I've had a few people email me and tell me they will be watching with interest and commenting during the "Week". If you are one of these very welcome visitors, why not put a comment on this post and let us know who you are and your PR interests. Leave your blog or website address, if you have one, I'm sure many other participants will be interested in having a look. It's a good way of getting better known in the 'PR blogosphere'.
Author: Trevor Cook | Jul 1, 04 | Permalink
| 6 comments
Category: @ Trevor Cook | Announcements
I've been in PR now going on 11 years, mostly technology driven clients. I've always felt hamstrung by clients and especially agency co-workers who felt tied to the traditional ways of doing PR. Even with all of these tools available to us we still talk in the same droning corporate voice using five paragraph long pitch letters or three page long releases.
I've been a long-time practitioner (on the side) of open source technologies and have kept a personal blog for a couple of years. I've been amazed at how it opens up the whole world - people from halfway across the globe find each other and share personal interests, insights and even become friends.
My biggest fear, frankly, is that we as PR pactitioners are just expropriating something authentic and organic. That in a year or two all corporate blogs will look like news releases and pitch letters.
This community seems dedicated enough that with you all as evangalists my fears seem unfounded. But I do think we have to be very careful with our colleagues and clients, we have to monitor then and teach them that open source PR is open source.

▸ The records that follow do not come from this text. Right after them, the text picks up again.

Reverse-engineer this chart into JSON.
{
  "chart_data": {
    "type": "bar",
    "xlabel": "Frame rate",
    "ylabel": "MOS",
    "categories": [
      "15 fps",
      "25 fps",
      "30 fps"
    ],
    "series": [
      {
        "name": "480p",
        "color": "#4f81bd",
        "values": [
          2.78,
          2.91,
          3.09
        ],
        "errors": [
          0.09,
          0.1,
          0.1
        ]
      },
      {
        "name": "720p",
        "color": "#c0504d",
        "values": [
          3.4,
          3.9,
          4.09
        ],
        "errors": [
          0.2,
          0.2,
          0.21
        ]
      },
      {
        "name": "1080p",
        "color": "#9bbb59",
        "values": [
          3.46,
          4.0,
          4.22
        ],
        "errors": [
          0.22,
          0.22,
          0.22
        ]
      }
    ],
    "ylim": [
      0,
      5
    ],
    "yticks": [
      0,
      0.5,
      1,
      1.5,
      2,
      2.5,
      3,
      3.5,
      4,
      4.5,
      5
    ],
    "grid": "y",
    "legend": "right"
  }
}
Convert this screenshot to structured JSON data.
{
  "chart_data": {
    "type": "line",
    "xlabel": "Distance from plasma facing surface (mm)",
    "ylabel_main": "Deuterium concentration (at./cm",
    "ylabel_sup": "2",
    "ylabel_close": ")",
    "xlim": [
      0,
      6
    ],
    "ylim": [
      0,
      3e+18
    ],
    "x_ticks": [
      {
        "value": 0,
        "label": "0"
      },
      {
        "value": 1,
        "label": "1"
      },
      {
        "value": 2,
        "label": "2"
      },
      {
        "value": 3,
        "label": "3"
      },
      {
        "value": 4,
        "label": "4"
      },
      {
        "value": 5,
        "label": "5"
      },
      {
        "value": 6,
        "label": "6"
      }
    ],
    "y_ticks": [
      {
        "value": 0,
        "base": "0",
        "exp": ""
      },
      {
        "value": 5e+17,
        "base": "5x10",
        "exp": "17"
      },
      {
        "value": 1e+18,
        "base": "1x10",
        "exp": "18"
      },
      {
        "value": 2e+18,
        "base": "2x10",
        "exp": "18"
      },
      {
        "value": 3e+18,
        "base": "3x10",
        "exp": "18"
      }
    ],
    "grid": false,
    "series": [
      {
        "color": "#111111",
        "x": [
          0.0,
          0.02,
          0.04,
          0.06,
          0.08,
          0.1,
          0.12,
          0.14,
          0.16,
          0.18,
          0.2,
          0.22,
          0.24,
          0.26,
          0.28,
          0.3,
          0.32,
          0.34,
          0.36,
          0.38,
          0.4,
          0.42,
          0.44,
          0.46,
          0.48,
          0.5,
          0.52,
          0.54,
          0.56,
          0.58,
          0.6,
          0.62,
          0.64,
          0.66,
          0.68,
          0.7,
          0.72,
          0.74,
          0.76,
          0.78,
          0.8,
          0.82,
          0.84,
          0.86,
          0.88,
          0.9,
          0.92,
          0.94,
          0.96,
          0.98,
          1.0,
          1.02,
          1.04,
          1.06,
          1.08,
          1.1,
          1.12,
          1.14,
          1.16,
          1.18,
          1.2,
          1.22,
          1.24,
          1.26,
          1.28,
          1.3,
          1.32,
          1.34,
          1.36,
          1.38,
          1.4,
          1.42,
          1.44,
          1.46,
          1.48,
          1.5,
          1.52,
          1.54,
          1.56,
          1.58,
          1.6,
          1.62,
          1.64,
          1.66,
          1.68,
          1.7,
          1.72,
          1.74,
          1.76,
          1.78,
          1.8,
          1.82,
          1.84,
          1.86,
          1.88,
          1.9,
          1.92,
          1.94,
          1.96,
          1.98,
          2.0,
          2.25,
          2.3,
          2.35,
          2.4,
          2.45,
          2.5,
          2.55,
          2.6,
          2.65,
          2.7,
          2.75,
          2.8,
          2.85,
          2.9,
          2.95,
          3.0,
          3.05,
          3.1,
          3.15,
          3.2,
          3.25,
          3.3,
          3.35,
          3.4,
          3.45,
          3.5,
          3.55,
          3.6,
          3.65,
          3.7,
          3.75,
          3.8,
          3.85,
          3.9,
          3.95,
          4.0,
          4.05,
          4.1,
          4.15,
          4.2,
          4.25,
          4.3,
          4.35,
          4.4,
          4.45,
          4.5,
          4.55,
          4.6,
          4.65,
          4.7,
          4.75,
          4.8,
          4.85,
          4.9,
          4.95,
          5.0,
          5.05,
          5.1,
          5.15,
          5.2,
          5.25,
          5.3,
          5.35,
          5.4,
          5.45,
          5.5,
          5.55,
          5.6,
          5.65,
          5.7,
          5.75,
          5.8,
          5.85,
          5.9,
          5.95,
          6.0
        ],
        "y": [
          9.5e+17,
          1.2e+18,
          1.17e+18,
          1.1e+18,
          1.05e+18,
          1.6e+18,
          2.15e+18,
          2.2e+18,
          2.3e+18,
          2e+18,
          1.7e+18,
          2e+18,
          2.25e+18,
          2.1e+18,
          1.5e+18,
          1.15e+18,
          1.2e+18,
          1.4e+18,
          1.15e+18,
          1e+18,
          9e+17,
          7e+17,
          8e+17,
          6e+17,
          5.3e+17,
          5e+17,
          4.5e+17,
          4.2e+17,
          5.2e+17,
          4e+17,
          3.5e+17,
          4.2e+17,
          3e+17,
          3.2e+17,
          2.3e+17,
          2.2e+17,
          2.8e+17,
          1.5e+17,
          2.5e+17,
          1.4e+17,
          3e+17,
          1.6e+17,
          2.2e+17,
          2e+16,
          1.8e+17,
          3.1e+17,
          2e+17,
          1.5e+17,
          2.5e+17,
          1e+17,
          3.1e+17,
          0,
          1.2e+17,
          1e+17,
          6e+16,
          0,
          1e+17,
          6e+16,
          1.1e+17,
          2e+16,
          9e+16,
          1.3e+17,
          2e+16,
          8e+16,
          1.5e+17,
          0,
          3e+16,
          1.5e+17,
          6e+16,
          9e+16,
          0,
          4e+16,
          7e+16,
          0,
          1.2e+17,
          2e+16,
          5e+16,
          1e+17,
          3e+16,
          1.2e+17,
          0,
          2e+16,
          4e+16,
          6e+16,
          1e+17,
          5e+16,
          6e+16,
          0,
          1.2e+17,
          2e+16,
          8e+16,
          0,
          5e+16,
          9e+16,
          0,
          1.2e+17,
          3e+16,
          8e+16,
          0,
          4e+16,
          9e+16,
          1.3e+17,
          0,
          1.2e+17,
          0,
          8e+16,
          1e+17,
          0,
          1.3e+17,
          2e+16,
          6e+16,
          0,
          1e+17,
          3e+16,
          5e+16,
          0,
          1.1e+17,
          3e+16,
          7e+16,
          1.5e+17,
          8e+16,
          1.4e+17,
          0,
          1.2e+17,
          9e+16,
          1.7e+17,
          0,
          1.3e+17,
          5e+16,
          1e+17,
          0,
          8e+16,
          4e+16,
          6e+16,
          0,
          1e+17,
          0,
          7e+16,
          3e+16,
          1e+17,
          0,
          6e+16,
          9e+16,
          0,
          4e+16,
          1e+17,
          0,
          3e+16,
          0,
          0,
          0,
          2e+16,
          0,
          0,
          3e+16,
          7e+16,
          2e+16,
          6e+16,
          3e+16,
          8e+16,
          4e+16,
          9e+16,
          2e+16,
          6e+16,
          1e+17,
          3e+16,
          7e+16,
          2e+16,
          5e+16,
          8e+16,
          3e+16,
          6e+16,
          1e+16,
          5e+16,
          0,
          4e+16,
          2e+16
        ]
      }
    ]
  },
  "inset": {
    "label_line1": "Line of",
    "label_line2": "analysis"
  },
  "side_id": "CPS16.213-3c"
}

That all being said, I'm really looking forward to what you all have to say.
Posted by: David Parmet at July 2, 2004 07:33 AM
I'm fascinated by how blogs can be used in tandem with conventional PR and marketing practices - especially from the point of few of solo professionals. I have been teaching blogging to a bunch of entrepeneurs and I feel like I could use better language in explaining why blogging is different/useful and how it fits into an existing marketing strategy. You're in my RSS reader!
Posted by: Andy Wibbels at July 2, 2004 08:04 PM
David - the exciting thing about the prospect of blogging, wikis and other open source communication technologies is that we might just be able to windback the horrible use of PR to spin rather than reveal. Good PR explains complex things simply and by doing so invites others into a genuine dialogue. But spinners feed off the media's gateway role on public discourse to conspire against free flows of information and ideas. If we can split that conspiracy wide open. Well. Migosh - its almost tooo exciting too think about.
Posted by: Trevor Cook at July 2, 2004 08:23 PM
David - Your fears are indeed well-founded, and I am afraid that we will most certainly see blogs as corporate marketingspeak. However, these blogs will be ignored, as they will offer little of value.
Unfortunately, in the minds of their producers, it will be a self-fulfilling prophecy in a sense. They are unsure about blogs as a tool of dialogue, so they hamstring them by disallowing true dialogue. Then, the blog will fail, "proving" that they aren't a valuable tool.
That is the type of thinking we are trying to overcome here. Openness requires a complete shift from "command and control" to guidance, transparancy and interaction. This is going to take time. I hope that the community that we have been forming here will help our entire profession and the organizations we serve make that shift.
Andy - Most of us blogging here have been evangelizing blogs to people for awhile. You will find many resources on how to talk to people about blogs by visiting each of ours, or heading over to our wiki, where we have posted resources as well. http://www.thenewpr.com/wiki/pmwiki.php/Resources/HomePage
Posted by: Elizabeth Albrycht at July 7, 2004 02:51 AM
I'm incredibly enthused about this event taking place this coming week. We've been evangelizing the shift to online PR and opt-in distribution for years. In fact, PR WEEK awarded us the 2004 PR Innovation of the Year Award in March for our online media room technology. www.onlinemediaroom.com
Anyway, we are entirely open-source, being a LAMP solution for PR agencies and corporate-side communicators...among our clients is ebay. LAMP for those of you that don't know is Linux, Apache, MySql, PHP...an entirely flexible, open source platform for content management of web sites and media rooms. We put the power of the Internet back in the hands of professional business communicators. I'm psyched to participate and listen this week.
Dee
Posted by: Dee Rambeau at July 11, 2004 03:48 AM
Congrats to PRMachine's Rob Heckt for finally stepping out behind his blog. Unlike all the other bloggers (with their pictures on their blogs) and shouting their names throughout the course of the advertising of your event, Hecht has consistently stayed behind the scenes. He ain't no Max Clifford, but the UK likes this guy. For now, that is.